Es tut mir auch sehr leid, ich weiß, dass das Buch bei ganz vielen Leuten richtig gut ankommt, aber ich kam da einfach nicht drüber hinweg, dass Jamie zwar so tut als würde sie sich ständig entschuldigen, genau genommen macht sie's aber nie und 'ne wirkliche Begründung für ihre dumme Entscheidung damals gibt's auch nicht, Mac tut zwar so, als würde sie Jamie hinter sich lassen wollen, ist aber gleichzeitig überhaupt nicht in der Lage, auch nur eine Sekunde nicht übeer Jamie nachzudenken, und die "Freunde" sind die absolute katastrophe, weil selbst die Person, die Mac seit Jahren und Jamie seit zwei Wochen kennt, der Meinung ist, dass Mac jetzt wirklich langsam drüber weg sein sollte, Jamie ist jetzt ein anderer Mensch, und gib Jamie doch auch noch mal 'ne Chance ... und alle anderen Figuren natürlich sowieso, weil was sonst ... ?!
Ich hatte beim Lesen wirklich das Gefühl, dass Jamie und Mac eigentlich absolut nichts verbindet außer körperliche Anziehung und der Druck auf Mac von außen, Jamie noch mal 'ne Chance geben zu müssen. Mac war unentschlossen und ist ständig zwischen "ich will/ich will nicht" hin und her gesprungen, Jamie habe ich vom Verhalten her keinerlei Reue abgekauft, auch wenn sie immer mal drüber nachgedacht hat, und dafür, dass die beiden Protagonistinnen fast/schon über 50 sein sollten ... hätten 20 Jahre da nicht genug sein können, um nach so einem Verrat über Jamie hinwegkommen zu können? Leider habe ich keiner Figur ihre Gefühle so richtig abgekauft, und inhaltlich gab es mir zu wenig Verarbeitung dessen, was passiert ist, als dass ich es glaubwürdig gefunden hätte, wie sich die Geschichte entwickelt.
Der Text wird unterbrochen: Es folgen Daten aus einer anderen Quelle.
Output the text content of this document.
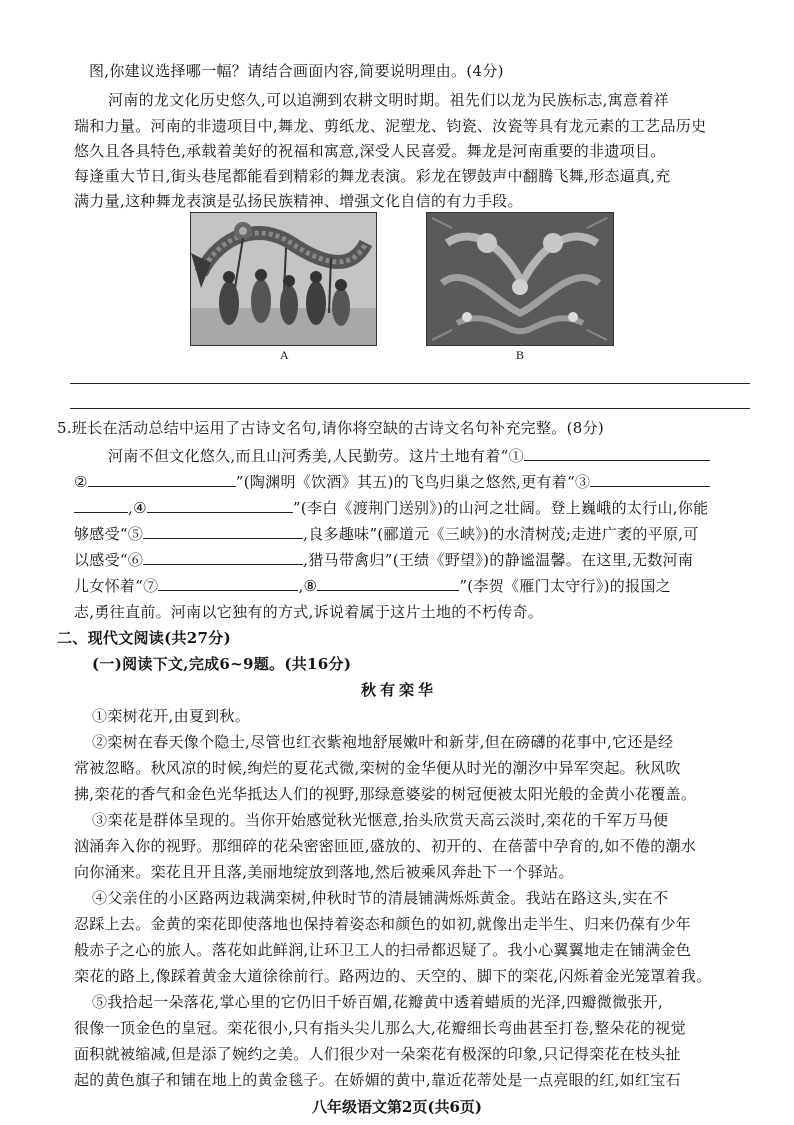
图,你建议选择哪一幅？请结合画面内容,简要说明理由。(4分)
河南的龙文化历史悠久,可以追溯到农耕文明时期。祖先们以龙为民族标志,寓意着祥
瑞和力量。河南的非遗项目中,舞龙、剪纸龙、泥塑龙、钧瓷、汝瓷等具有龙元素的工艺品历史
悠久且各具特色,承载着美好的祝福和寓意,深受人民喜爱。舞龙是河南重要的非遗项目。
每逢重大节日,街头巷尾都能看到精彩的舞龙表演。彩龙在锣鼓声中翻腾飞舞,形态逼真,充
满力量,这种舞龙表演是弘扬民族精神、增强文化自信的有力手段。
A	B
5.班长在活动总结中运用了古诗文名句,请你将空缺的古诗文名句补充完整。(8分)
河南不但文化悠久,而且山河秀美,人民勤劳。这片土地有着“①
②	”(陶渊明《饮酒》其五)的飞鸟归巢之悠然,更有着“③
,④	”(李白《渡荆门送别》)的山河之壮阔。登上巍峨的太行山,你能
够感受“⑤	,良多趣味”(郦道元《三峡》)的水清树茂;走进广袤的平原,可
以感受“⑥	,猎马带禽归”(王绩《野望》)的静谧温馨。在这里,无数河南
儿女怀着“⑦	,⑧	”(李贺《雁门太守行》)的报国之
志,勇往直前。河南以它独有的方式,诉说着属于这片土地的不朽传奇。
二、现代文阅读(共27分)
(一)阅读下文,完成6~9题。(共16分)
秋有栾华
①栾树花开,由夏到秋。
②栾树在春天像个隐士,尽管也红衣紫袍地舒展嫩叶和新芽,但在磅礴的花事中,它还是经
常被忽略。秋风凉的时候,绚烂的夏花式微,栾树的金华便从时光的潮汐中异军突起。秋风吹
拂,栾花的香气和金色光华抵达人们的视野,那绿意婆娑的树冠便被太阳光般的金黄小花覆盖。
③栾花是群体呈现的。当你开始感觉秋光惬意,抬头欣赏天高云淡时,栾花的千军万马便
汹涌奔入你的视野。那细碎的花朵密密匝匝,盛放的、初开的、在蓓蕾中孕育的,如不倦的潮水
向你涌来。栾花且开且落,美丽地绽放到落地,然后被乘风奔赴下一个驿站。
④父亲住的小区路两边栽满栾树,仲秋时节的清晨铺满烁烁黄金。我站在路这头,实在不
忍踩上去。金黄的栾花即使落地也保持着姿态和颜色的如初,就像出走半生、归来仍葆有少年
般赤子之心的旅人。落花如此鲜润,让环卫工人的扫帚都迟疑了。我小心翼翼地走在铺满金色
栾花的路上,像踩着黄金大道徐徐前行。路两边的、天空的、脚下的栾花,闪烁着金光笼罩着我。
⑤我拾起一朵落花,掌心里的它仍旧千娇百媚,花瓣黄中透着蜡质的光泽,四瓣微微张开,
很像一顶金色的皇冠。栾花很小,只有指头尖儿那么大,花瓣细长弯曲甚至打卷,整朵花的视觉
面积就被缩减,但是添了婉约之美。人们很少对一朵栾花有极深的印象,只记得栾花在枝头扯
起的黄色旗子和铺在地上的黄金毯子。在娇媚的黄中,靠近花蒂处是一点亮眼的红,如红宝石
八年级语文第2页(共6页)
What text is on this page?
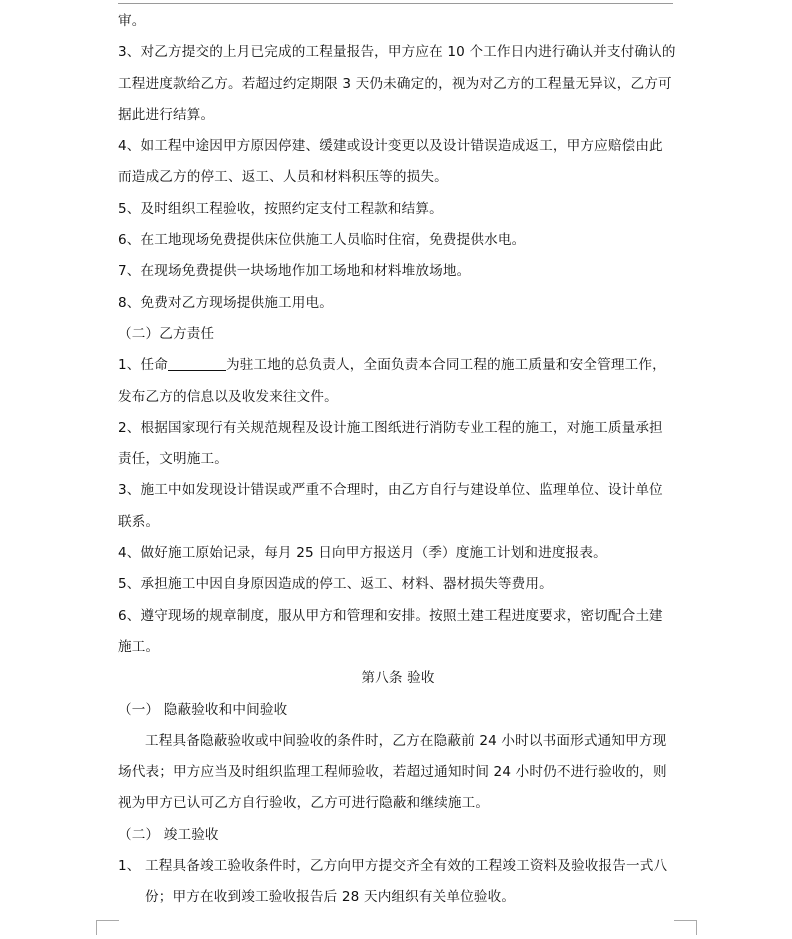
审。
3、对乙方提交的上月已完成的工程量报告，甲方应在 10 个工作日内进行确认并支付确认的
工程进度款给乙方。若超过约定期限 3 天仍未确定的，视为对乙方的工程量无异议，乙方可
据此进行结算。
4、如工程中途因甲方原因停建、缓建或设计变更以及设计错误造成返工，甲方应赔偿由此
而造成乙方的停工、返工、人员和材料积压等的损失。
5、及时组织工程验收，按照约定支付工程款和结算。
6、在工地现场免费提供床位供施工人员临时住宿，免费提供水电。
7、在现场免费提供一块场地作加工场地和材料堆放场地。
8、免费对乙方现场提供施工用电。
（二）乙方责任
1、任命	为驻工地的总负责人，全面负责本合同工程的施工质量和安全管理工作，
发布乙方的信息以及收发来往文件。
2、根据国家现行有关规范规程及设计施工图纸进行消防专业工程的施工，对施工质量承担
责任，文明施工。
3、施工中如发现设计错误或严重不合理时，由乙方自行与建设单位、监理单位、设计单位
联系。
4、做好施工原始记录，每月 25 日向甲方报送月（季）度施工计划和进度报表。
5、承担施工中因自身原因造成的停工、返工、材料、器材损失等费用。
6、遵守现场的规章制度，服从甲方和管理和安排。按照土建工程进度要求，密切配合土建
施工。
第八条 验收
（一） 隐蔽验收和中间验收
工程具备隐蔽验收或中间验收的条件时，乙方在隐蔽前 24 小时以书面形式通知甲方现
场代表；甲方应当及时组织监理工程师验收，若超过通知时间 24 小时仍不进行验收的，则
视为甲方已认可乙方自行验收，乙方可进行隐蔽和继续施工。
（二） 竣工验收
1、 工程具备竣工验收条件时，乙方向甲方提交齐全有效的工程竣工资料及验收报告一式八
份；甲方在收到竣工验收报告后 28 天内组织有关单位验收。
Mac hatte Momente, in denen ich voll bei ihr war, war gleichzeitig in anderen Momenten aber so unentschlossen, dass sie mir leider irgendwann auch auf die Nerven ging (was absolut nichts daran ändert, dass sie echt besseres verdient hätte, bitte such dir neue Freunde, meine Liebe), abgesehen davon war mir aber wirklich niemand je sympathisch, und ich fand auch niemanden gut genug geschrieben, als dass ich ihn als unsympathischen Charakter trotzdem gemocht hätte.
Der Fokus liegt in ganzen Buch gefühlt mehr auf der körperlichen Nähe, und ich bin mir sicher, die ist nicht schlecht geschrieben, aber sie ist leider so überwältigend oft vorhanden, dass sie komplett an Wirkung verliert. Ebenfalls war ich richtig begeistert von älteren Frauen als lesbisches Paar, weil liest man ja auch nicht oft, gleichzeitig hätte ich mir von denen aber eindeutig mehr Standfestigkeit gewünscht.